With 10 per cent of the NHS budget swallowed up treating complications of diabetes arising from missed patient check-ups, it is paramount that adequate measures are taken to accurately record patient information, manage checks and assess patient needs, in order to reduce preventable complications and improve patient care. Furthermore, with the report also showing a wide variation of care regionally and industry bodies calling for the implementation of a national plan to provide healthcare that can help prevent further complications associated with diabetes, technology provides the best opportunity for clinicians to strengthen resources and tackle diabetes management head on.

Implementation of information systems can play a major role in improving services for the condition - acting as an essential tool in providing information to the National Diabetes Audit, enabling healthcare professionals to benchmark and demonstrate their performance against national guidelines and in the process improve efficiencies, enhance the patient experience and drive better health outcomes.

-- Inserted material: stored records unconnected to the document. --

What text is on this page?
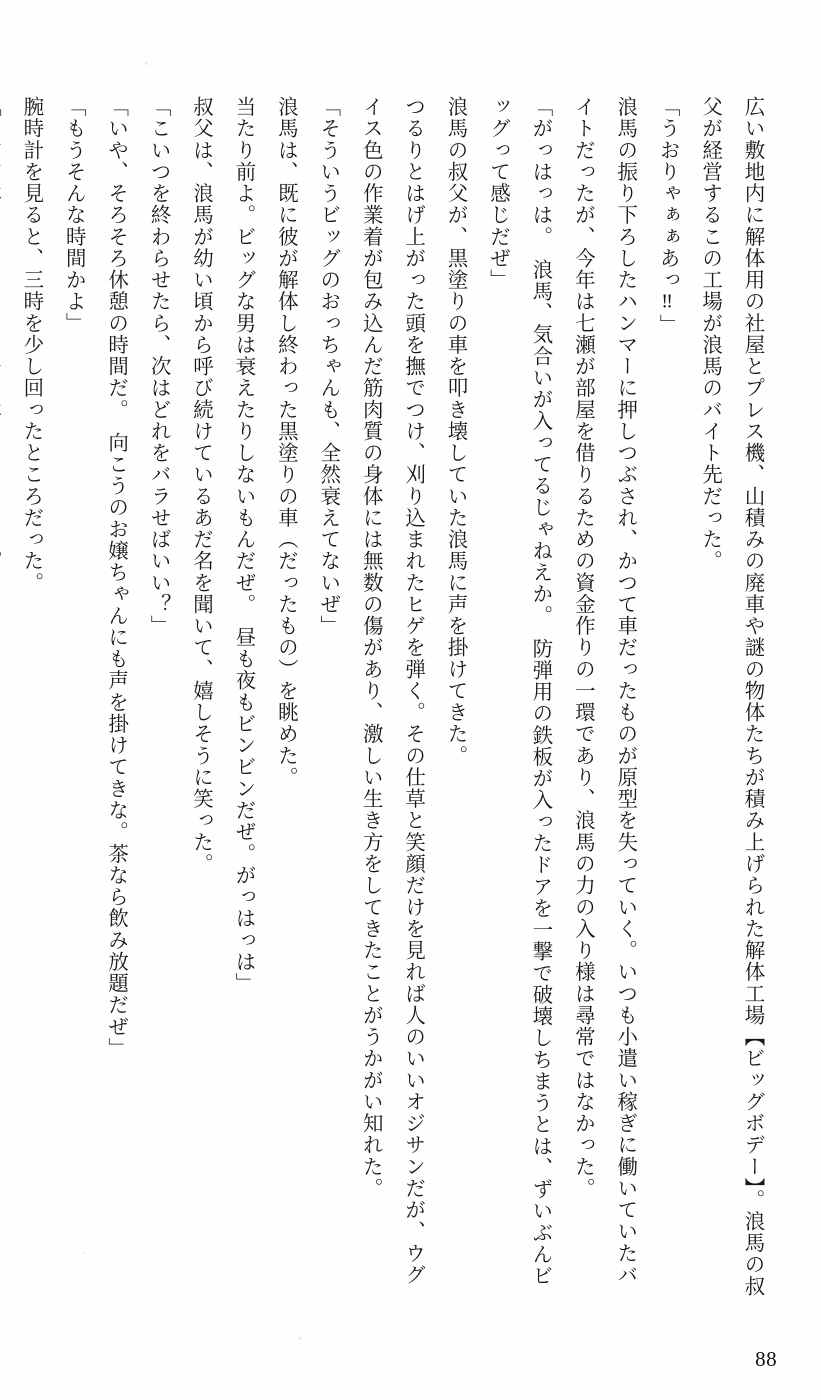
広い敷地内に解体用の社屋とプレス機、山積みの廃車や謎の物体たちが積み上げられた解体工場【ビッグボデー】。浪馬の叔父が経営するこの工場が浪馬のバイト先だった。

「うおりゃぁぁあっ‼」

浪馬の振り下ろしたハンマーに押しつぶされ、かつて車だったものが原型を失っていく。いつも小遣い稼ぎに働いていたバイトだったが、今年は七瀬が部屋を借りるための資金作りの一環であり、浪馬の力の入り様は尋常ではなかった。

「がっはっは。　浪馬、気合いが入ってるじゃねえか。　防弾用の鉄板が入ったドアを一撃で破壊しちまうとは、ずいぶんビッグって感じだぜ」

浪馬の叔父が、黒塗りの車を叩き壊していた浪馬に声を掛けてきた。

つるりとはげ上がった頭を撫でつけ、刈り込まれたヒゲを弾く。その仕草と笑顔だけを見れば人のいいオジサンだが、ウグイス色の作業着が包み込んだ筋肉質の身体には無数の傷があり、激しい生き方をしてきたことがうかがい知れた。

「そういうビッグのおっちゃんも、全然衰えてないぜ」

浪馬は、既に彼が解体し終わった黒塗りの車（だったもの）を眺めた。

当たり前よ。ビッグな男は衰えたりしないもんだぜ。　昼も夜もビンビンだぜ。がっはっは」

叔父は、浪馬が幼い頃から呼び続けているあだ名を聞いて、嬉しそうに笑った。

「こいつを終わらせたら、次はどれをバラせばいい？」

「いや、そろそろ休憩の時間だ。　向こうのお嬢ちゃんにも声を掛けてきな。茶なら飲み放題だぜ」

「もうそんな時間かよ」

腕時計を見ると、三時を少し回ったところだった。

88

Moreover, the best practice tariff for paediatric diabetes presents a major opportunity for childhood diabetes specialists to attract important funding for what are currently under-resourced services. In order to capitalise on the opportunity, clinicians must create a clear evidence base that demonstrates they are meeting national guidelines and delivering best practice. Its introduction is encouraging more diabetes specialists to consider the valuable role technology can play in enhancing service delivery. For those that have already embraced it, the results are better for the NHS, better for healthcare professionals and, most important of all, better for patients.